Meski IHSG sideways sejak akhir Oktober 2022, tetapi kinerja pasar saham domestik masih tetap unggul dibandingkan dengan bursa saham negara lain. Sepanjang tahun ini, IHSG masih memberikan return sebesar 7,17% dan menjadi peringkat 1 di Asia Pasifik serta peringkat 4 di dunia.
Sebenarnya selain risiko pengetatan kebijakan moneter AS, dunia juga tengah menghadapi ancaman lain yaitu reflasi. Gubernur Bank Indonesia (BI) Perry Warjiyo mengungkapkan, adanya 5 hal yang mencirikan gejolak perekonomian tahun ini maupun tahun depan. Gejolak ini akan membuat kondisi ekonomi global masih dalam kondisi pemburukan.
Menurutnya, ada beberapa tanda mulai dari melambatnya pertumbuhan ekonomi global dan bahkan ada risiko sejumlah negara resesi. Ekonomi dunia diperkirakannya tahun tahun ini tumbuh 3% dan akan turun menjadi 2,6% pada 2023.
Hal yang kedua adalah inflasi yang tinggi. Tahun ini inflasi dunia menurutnya akan menyentuh 9,2%. Di Amerika Serikat sudah mendekati 8,8%, Eropa 10% dan di Inggris sudah mendekati 11%.
Yang ketiga adalah hal yang disebutnya higher interest for longer. Artinya akan terjadi kondisi suku bunga yang tinggi dan akan berlangsung lama.
Adapun kondisi keempat adalah terus menguatnya mata uang dolar atau strong dolar. Beberapa hari terakhir indeks dolar terhadap mata uang utama atau dxy kata dia pernah mencapai 114. Secara tahun berjalan itu telah menguat hampir 25%.

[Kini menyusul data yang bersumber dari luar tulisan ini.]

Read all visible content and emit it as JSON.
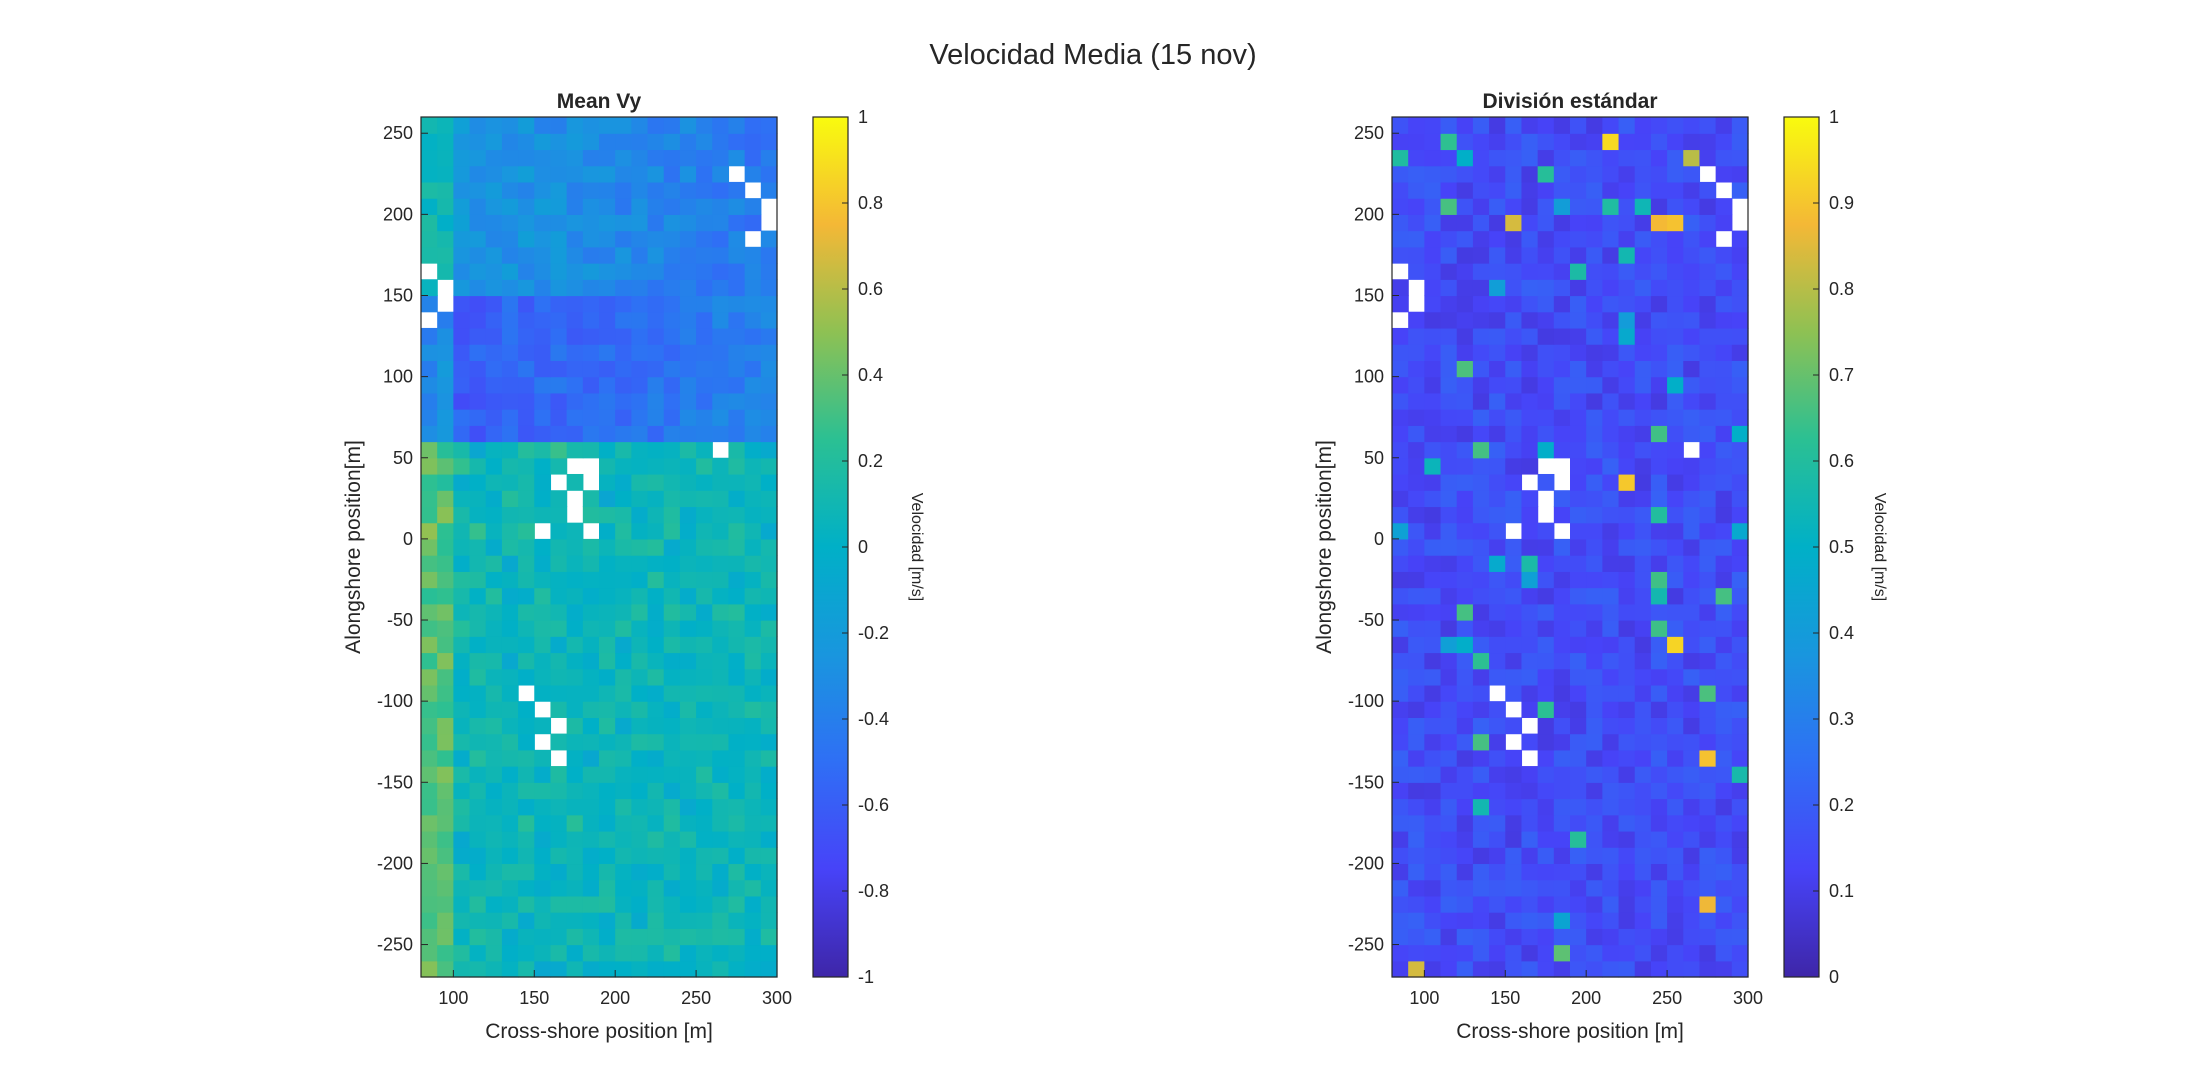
{
  "figure": {
    "suptitle": "Velocidad Media (15 nov)"
  },
  "chart_data": [
    {
      "type": "heatmap",
      "title": "Mean Vy",
      "xlabel": "Cross-shore position [m]",
      "ylabel": "Alongshore position[m]",
      "xlim": [
        80,
        300
      ],
      "ylim": [
        -270,
        260
      ],
      "xticks": [
        100,
        150,
        200,
        250,
        300
      ],
      "yticks": [
        -250,
        -200,
        -150,
        -100,
        -50,
        0,
        50,
        100,
        150,
        200,
        250
      ],
      "grid": false,
      "colorbar": {
        "label": "Velocidad [m/s]",
        "colormap": "parula",
        "clim": [
          -1,
          1
        ],
        "ticks": [
          -1,
          -0.8,
          -0.6,
          -0.4,
          -0.2,
          0,
          0.2,
          0.4,
          0.6,
          0.8,
          1
        ]
      },
      "grid_cells": {
        "nx": 22,
        "ny": 53,
        "x0": 80,
        "dx": 10,
        "y0": -270,
        "dy": 10
      },
      "value_description_rows_bottom_to_top": [
        "-270 to -200: 0.0 to 0.3",
        "-200 to -100: -0.2 to 0.2",
        "-100 to 0: -0.3 to 0.3, with higher values near x=120-130",
        "0 to 50: -0.2 to 0.5, with peaks near x=200-220",
        "50 to 150: -0.8 to -0.4",
        "150 to 260: -0.6 to 0.0"
      ]
    },
    {
      "type": "heatmap",
      "title": "División estándar",
      "xlabel": "Cross-shore position [m]",
      "ylabel": "Alongshore position[m]",
      "xlim": [
        80,
        300
      ],
      "ylim": [
        -270,
        260
      ],
      "xticks": [
        100,
        150,
        200,
        250,
        300
      ],
      "yticks": [
        -250,
        -200,
        -150,
        -100,
        -50,
        0,
        50,
        100,
        150,
        200,
        250
      ],
      "grid": false,
      "colorbar": {
        "label": "Velocidad [m/s]",
        "colormap": "parula",
        "clim": [
          0,
          1
        ],
        "ticks": [
          0,
          0.1,
          0.2,
          0.3,
          0.4,
          0.5,
          0.6,
          0.7,
          0.8,
          0.9,
          1
        ]
      },
      "grid_cells": {
        "nx": 22,
        "ny": 53,
        "x0": 80,
        "dx": 10,
        "y0": -270,
        "dy": 10
      },
      "value_description": "mostly 0.05 to 0.25, isolated cells 0.4 to 0.9"
    }
  ]
}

Kondisi kelima adalah terjadinya fenomena cash is the king. Ini karena risiko investasi di portfolio sangat tinggi sehingga persepsi di investor saat ini adalah lebih baik menarik dana investasinya dari negara emerging market ke negara maju.
Dengan kondisi yang kurang kondusif, wajar bila pergerakan harga aset keuangan masih tertahan. Investor cenderung bermain aman ketimbang mengambil risiko.
Di luar Asia, mayoritas pasar ekuitas sukses melesat di sepanjang pekan lalu. Indeks acuan S&P 500 lompat 1,53% dan Nasdaq Composite naik 0,72%, kemudian FTSE 100 dan DAX Jerman masing-masing naik 1,37% dan 0,64%.
Berbeda nasib dengan IHSG, rupiah sukses menguat terhadap dolar AS di sepanjang pekan lalu. Melansir Refinitiv, Mata Uang Garuda terapresiasi tipis 0,1% ke Rp 15.670/US$. Dalam lima hari perdagangan, rupiah sukses menguat selama tiga hari beruntun.
Penguatan rupiah terjadi seiring dengan terkoreksinya indeks dolar AS di pasar spot sebanyak hampir 1%. Pelemahan indeks dolar AS menyusul rilis risalah rapat Komite Pengambil Kebijakan Bank Sentral AS (FOMC) yang menyiratkan peningkatan suku bunga acuan yang lebih rendah ke depan.
Beberapa analis memprediksikan bahwa dolar AS akan melemah dalam waktu yang lama.
"Kami masih memiliki sentimen risiko positif hari ketiga berturut-turut... Saya pikir itu membuat dolar AS tetap lemah secara keseluruhan," kata Ray Attrill, kepala strategi FX di National Australia Bank dikutipReuters.
Hal serupa juga diungkapkan oleh analis UBS Paul Donovan bahwa dolar AS diprediksikan akan tertekan sedikit lebih lama.
Namun, adanya tekanan outflows di pasar keuangan masih menghantui rupiah, sehingga penguatannya pun terbatas pekan lalu.
Bank Indonesia (BI) mencatat sejak awal tahun ini, asing jual neto SBN sebesar Rp 166 triliun dan beli neto saham Rp 75 triliun.
Artinya secara neto, asing keluar dari pasar keuangan RI sebesar Rp 91 triliun. Dengan nilai yang fantastis tersebut wajar saja jika nilai tukar rupiah masih dibayangi oleh pelemahan sepanjang tahun ini.